Now she provided a moving image, one of a Klingon with no right arm, one of an arm, both fairly generic. The arm then moved toward the empty shoulder.
“The procedure involves the attachment of a limb that the patient was not born with. Now there a
re risks—”
Kowag suddenly spoke. “Did you warn your captain of these risks?”
“Of course.” And of course you’re going to heckle me with inane questions, you brainless targ. “I also told him of other procedures that carried less risk, but this was the method Captain Klag preferred for personal reasons.”
“And what would those reasons be?” Kowag asked.
Glowering at Kowag, B’Oraq said, “They would be personal ones. If you wish the answer, I suggest you ask Captain Klag.” That was a conversation B’Oraq would have paid to see, especially given the turn her and Klag’s relationship had taken of late. “In any event, the first thing that had to be done was to remove the limb from the donor, Klag’s recently dead father, M’Raq.”
“What would have happened if the arm was not compatible?”
B’Oraq sighed. “That had already been determined, as you would have learned had you shown some patience, Doctor. Klag and his father have the same blood type. The greatest risk with this procedure is the possibility of the nerve endings not lining up. However, I was able to adapt a procedure by a Vulcan physician, Doctor Survan, originally intended for use on burn victims, to redirect the pathways of the central nervous system to return feeling to limbs that had been burned. I performed this CNS therapy on M’Raq’s limb so that the nerves of the arm would line up with the nerves of Captain Klag’s shoulder.”
Another audience member spoke up. “And what of the arm’s spirit?”

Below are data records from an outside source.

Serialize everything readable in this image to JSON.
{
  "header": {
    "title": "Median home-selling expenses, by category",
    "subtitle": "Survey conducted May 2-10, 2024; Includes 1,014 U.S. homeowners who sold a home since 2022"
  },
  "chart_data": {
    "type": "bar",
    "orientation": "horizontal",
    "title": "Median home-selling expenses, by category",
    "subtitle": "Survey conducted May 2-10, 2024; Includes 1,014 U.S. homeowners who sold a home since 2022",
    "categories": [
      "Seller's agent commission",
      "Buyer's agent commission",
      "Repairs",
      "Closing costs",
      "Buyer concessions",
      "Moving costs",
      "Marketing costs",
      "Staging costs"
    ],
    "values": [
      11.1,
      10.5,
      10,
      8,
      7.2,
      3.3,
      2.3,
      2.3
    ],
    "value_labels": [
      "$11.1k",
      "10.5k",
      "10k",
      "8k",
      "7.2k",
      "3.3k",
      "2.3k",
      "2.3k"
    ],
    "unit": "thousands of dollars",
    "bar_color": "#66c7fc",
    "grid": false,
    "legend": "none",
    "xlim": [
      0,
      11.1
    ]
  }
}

That brought B’Oraq up short. “What?”
“What of the arm’s spirit?”
B’Oraq looked around and saw that the questioner was an older woman in the back row. “If the arm had any spirit—and a cleric would be better qualified to speak to this than I—then that spirit was Klag’s own father and should be able to coexist with his son’s.” This was not the place to bring up Klag’s paternal feud. “And if M’Raq’s spirit had moved on to the afterlife, then it was free for Klag’s spirit to infuse it.”